In the light of the day, I can look at that panic. I know it well. It was the same panic that came to stay when her brain injury was first diagnosed and I envisioned her, 32, living in my basement and walking to her minimum wage job. No college. No marriage and children. Nothing.

And it was my fault. Me. Her mother. I didn't do something right. I was depressed. I drank coffee during my pregnancy. I put her down too hard in her crib one night. I didn't love her enough and I ruined her life before she could even escape me. It is part of that panic that whispers to me to have another baby, you know. Have another baby and prove you can do it better. Be absolved.  Which is ridiculous. And uber Crazy.

In the space of hopelessness it feels like something. Something I can do. Prep her for a test. Make sure she gets into the best high school, make sure I am doing everything right so if it goes wrong, I can be held blameless.

It is our collective parental nightmare. Our moments of indecision, of selfishness, or disinterest or sheer exhaustion in parenting are going to revisit us. They are going to sit in our kitchen and stare at us with dead eyes and accusing words.

When Terrance found me flighty and sleepless this morning, I garbled all of this out to him.

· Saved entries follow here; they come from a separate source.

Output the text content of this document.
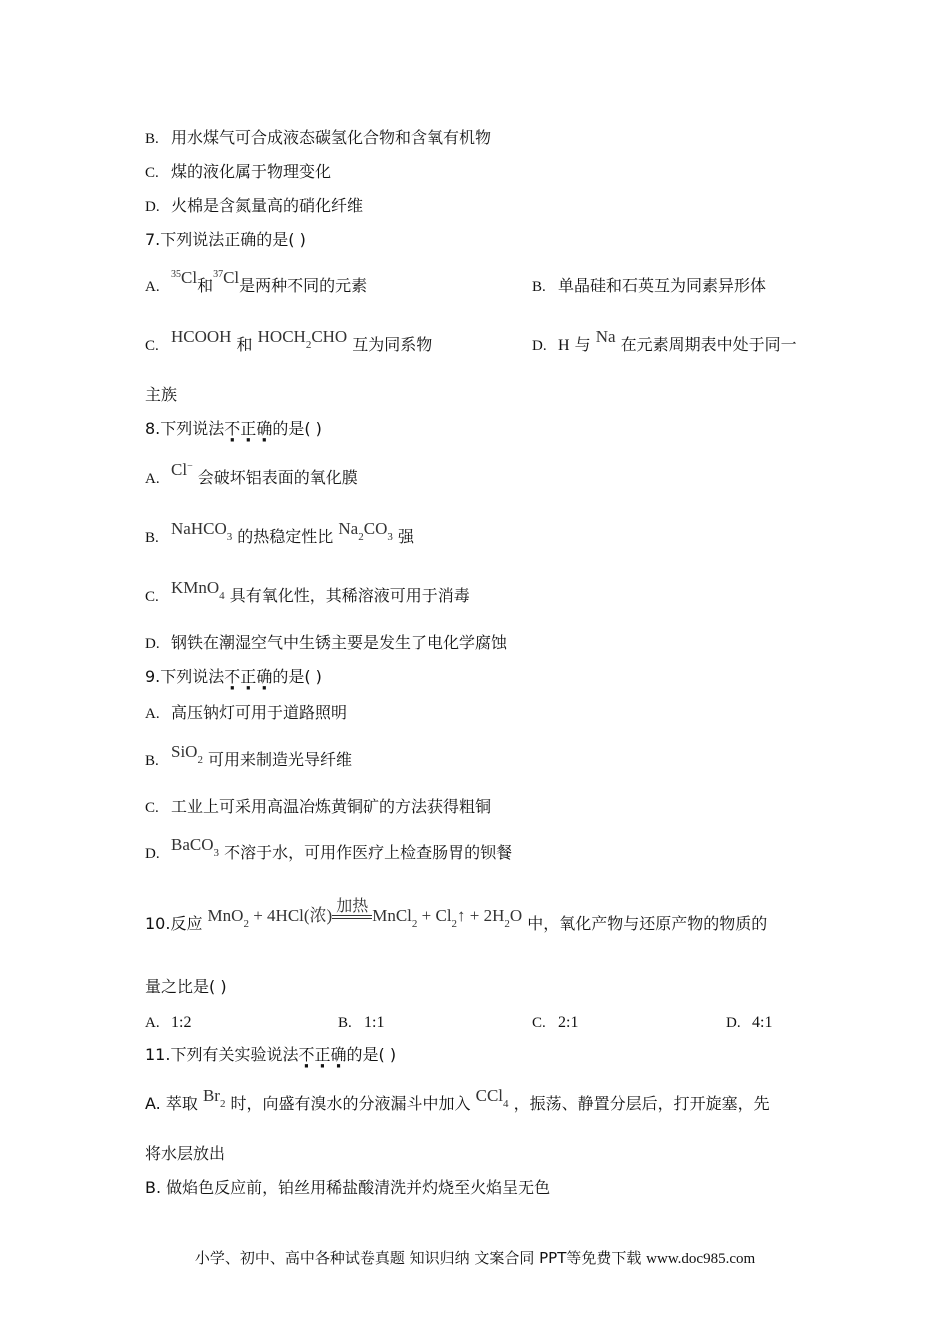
B. 用水煤气可合成液态碳氢化合物和含氧有机物
C. 煤的液化属于物理变化
D. 火棉是含氮量高的硝化纤维
7.下列说法正确的是( )
A.$^{35}$Cl和$^{37}$Cl是两种不同的元素	B. 单晶硅和石英互为同素异形体
C. HCOOH 和 $HOCH_2CHO$ 互为同系物	D. H 与 Na 在元素周期表中处于同一
主族
8.下列说法不正确的是( )
A. Cl− 会破坏铝表面的氧化膜
B. NaHCO$_3$ 的热稳定性比 $Na_2CO_3$ 强
C. KMnO$_4$ 具有氧化性，其稀溶液可用于消毒
D. 钢铁在潮湿空气中生锈主要是发生了电化学腐蚀
9.下列说法不正确的是( )
A. 高压钠灯可用于道路照明
B. SiO$_2$ 可用来制造光导纤维
C. 工业上可采用高温冶炼黄铜矿的方法获得粗铜
D. BaCO$_3$ 不溶于水，可用作医疗上检查肠胃的钡餐
10.反应 MnO$_2$ + 4HCl(浓) 加热 MnCl$_2$ + $Cl_2↑ + 2H_2O$ 中，氧化产物与还原产物的物质的
量之比是( )
A. 1:2	B. 1:1	C. 2:1	D. 4:1
11.下列有关实验说法不正确的是( )
A. 萃取 $Br_2$ 时，向盛有溴水的分液漏斗中加入 CCl$_4$ ，振荡、静置分层后，打开旋塞，先
将水层放出
B. 做焰色反应前，铂丝用稀盐酸清洗并灼烧至火焰呈无色
小学、初中、高中各种试卷真题 知识归纳 文案合同 PPT等免费下载 www.doc985.com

"We are doing the right thing, right? It will be all right, right? This is the best thing for her and she will end up in a good school? She will be happy? Should we start looking to see if she should take these tests?"

He soothes me. This episode was small compared to the panic after her  tiny brain injury diagnosis when I curled in bed and sobbed for my daughters imagined future. Professional Dawn has taken a powder break and left the Uncertain, Anxious parent in her place.

He holds me. "Dawn, if there was ever two parents who can exert sheer force of will, it is you and I. She will be fine. This will all be fine. We will find the right place where she will be happy and succeed, we always have..."

I hold the panic at bay.

A year later, and I am sure I did the right thing. Emily is in the place she is meant to be...thriving even. 
But the panic never stops. The second guessing never stops. In the end, I suppose we can really just do the best we can and hope for the best.